Hard Road
PublisherExhibit A
Date Published01 July 2013
Price£ 8.99

Hard Road

by J.B.Turner

Jon Reznick is a hard man doing a difficult job. When he fails to carry out an assassination, he unwittingly makes his 11-year-old daughter a pawn in a very dangerous game.


Ex-special forces soldier Jon Reznick works in a shadowy world of officially sanctioned executions. It’s dirty work and he does his best to keep his 11-year-old daughter well away from it. But when he fails to carry out his instructions to kill a man in a hotel bedroom, he unwittingly makes her a pawn in an extremely dangerous game.

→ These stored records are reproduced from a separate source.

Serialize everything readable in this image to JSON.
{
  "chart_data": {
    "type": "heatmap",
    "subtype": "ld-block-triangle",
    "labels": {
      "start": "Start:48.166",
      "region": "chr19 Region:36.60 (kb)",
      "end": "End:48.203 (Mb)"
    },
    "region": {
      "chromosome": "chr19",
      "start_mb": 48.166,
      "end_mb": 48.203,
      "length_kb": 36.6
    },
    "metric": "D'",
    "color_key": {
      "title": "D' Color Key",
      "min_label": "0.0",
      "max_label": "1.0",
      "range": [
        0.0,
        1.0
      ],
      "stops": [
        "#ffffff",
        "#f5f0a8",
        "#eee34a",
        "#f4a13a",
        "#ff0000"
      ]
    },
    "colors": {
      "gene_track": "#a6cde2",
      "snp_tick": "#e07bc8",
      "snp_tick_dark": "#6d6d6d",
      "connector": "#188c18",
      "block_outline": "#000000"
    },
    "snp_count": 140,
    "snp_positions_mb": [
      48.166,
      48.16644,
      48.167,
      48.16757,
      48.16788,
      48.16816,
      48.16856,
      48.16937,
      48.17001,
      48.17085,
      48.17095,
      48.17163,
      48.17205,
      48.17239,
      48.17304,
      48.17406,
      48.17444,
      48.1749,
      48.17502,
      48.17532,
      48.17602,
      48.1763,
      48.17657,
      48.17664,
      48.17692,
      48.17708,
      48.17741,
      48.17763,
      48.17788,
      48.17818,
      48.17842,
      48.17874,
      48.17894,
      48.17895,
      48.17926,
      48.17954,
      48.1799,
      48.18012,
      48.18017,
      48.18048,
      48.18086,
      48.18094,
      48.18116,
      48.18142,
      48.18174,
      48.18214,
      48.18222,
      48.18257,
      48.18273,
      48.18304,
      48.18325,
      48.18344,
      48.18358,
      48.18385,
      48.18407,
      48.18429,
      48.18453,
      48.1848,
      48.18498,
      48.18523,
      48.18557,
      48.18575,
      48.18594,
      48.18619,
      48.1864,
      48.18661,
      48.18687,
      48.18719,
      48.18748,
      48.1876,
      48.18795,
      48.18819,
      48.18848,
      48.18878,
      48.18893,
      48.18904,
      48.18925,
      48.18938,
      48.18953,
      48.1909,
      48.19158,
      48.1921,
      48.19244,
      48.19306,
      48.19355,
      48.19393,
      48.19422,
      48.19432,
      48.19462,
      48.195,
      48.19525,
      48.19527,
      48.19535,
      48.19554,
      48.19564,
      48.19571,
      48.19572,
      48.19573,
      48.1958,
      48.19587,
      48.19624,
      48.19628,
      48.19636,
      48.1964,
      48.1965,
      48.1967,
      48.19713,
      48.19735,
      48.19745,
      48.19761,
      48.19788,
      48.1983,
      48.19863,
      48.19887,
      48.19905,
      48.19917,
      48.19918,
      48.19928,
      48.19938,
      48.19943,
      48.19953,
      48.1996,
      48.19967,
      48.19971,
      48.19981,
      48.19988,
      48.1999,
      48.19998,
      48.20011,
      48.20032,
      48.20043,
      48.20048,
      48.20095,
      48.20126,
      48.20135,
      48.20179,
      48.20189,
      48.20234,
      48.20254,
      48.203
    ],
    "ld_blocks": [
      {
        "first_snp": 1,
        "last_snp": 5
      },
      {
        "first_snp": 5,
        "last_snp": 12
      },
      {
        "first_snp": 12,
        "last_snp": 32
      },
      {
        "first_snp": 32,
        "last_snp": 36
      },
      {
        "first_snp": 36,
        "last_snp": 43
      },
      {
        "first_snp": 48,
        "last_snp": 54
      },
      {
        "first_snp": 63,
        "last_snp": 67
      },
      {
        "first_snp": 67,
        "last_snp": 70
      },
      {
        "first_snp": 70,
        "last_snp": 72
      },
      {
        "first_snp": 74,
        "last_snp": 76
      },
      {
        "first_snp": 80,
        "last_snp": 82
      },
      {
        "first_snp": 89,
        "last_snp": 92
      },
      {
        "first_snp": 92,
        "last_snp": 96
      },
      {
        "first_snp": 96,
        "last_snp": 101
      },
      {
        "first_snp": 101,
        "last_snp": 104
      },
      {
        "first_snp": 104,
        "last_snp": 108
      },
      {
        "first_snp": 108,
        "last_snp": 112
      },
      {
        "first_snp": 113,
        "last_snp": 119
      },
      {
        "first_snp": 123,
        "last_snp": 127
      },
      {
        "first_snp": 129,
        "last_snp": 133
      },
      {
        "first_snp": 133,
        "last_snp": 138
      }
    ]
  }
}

Reznick commits the cardinal sin of questioning his orders, and it soon becomes apparent that he can’t trust anyone, not even the man who’s been his handler for several years. Reznick ends up on the run, determined to get his daughter back from the men who have abducted her and also filmed the brutal killing of his mother-in-law, just to show him how serious they are.

The more Reznick digs, the murkier everything around him becomes, but he has to trust someone and that person turns out to be the hard, competent FBI assistant director, Martha Mayerstein. She’s doing her own digging under extreme pressure, and with Reznick’s help uncovers a terrorist plot to cause havoc in the very heart of Washington DC.

A lone person’s struggle against seemingly insurmountable odds has always been a staple of thrillers and used to good effect – as J B Turner does here – this trope provides as good a backdrop as anything the genre has to offer. Reznick is tough, resourceful and very, very determined. He lost his wife in the 9/11 atrocity but there’s no way he’s going to lose his daughter as well. He’s also not prepared to be used as a pawn in someone else’s games and he makes that clear.

For a thriller to work for me, I have to either like or empathise in some way with the main character and, too often in thrillers, the writers make it hard to like an over-hyped tough guy who wise-cracks his way through a series of adrenaline-filled encounters. And for the record, no, I don’t like Jack Reacher’s particular brand of machismo. But I do like Matt Hilton’s Joe Hunter and Jon Reznick falls very firmly into that category. Turner pulls off the beleaguered protagonist scenario with a great deal of style and energy. The action scenes are fast and vivid, and the final pursuit rattles along at an impressive rate.

Reznick is a character I’d like to see more of, and I very much hope Martha Meyerstein comes along for the ride as well. She’s that rarely seen thing, a tough woman written both sympathetically and believably by a man.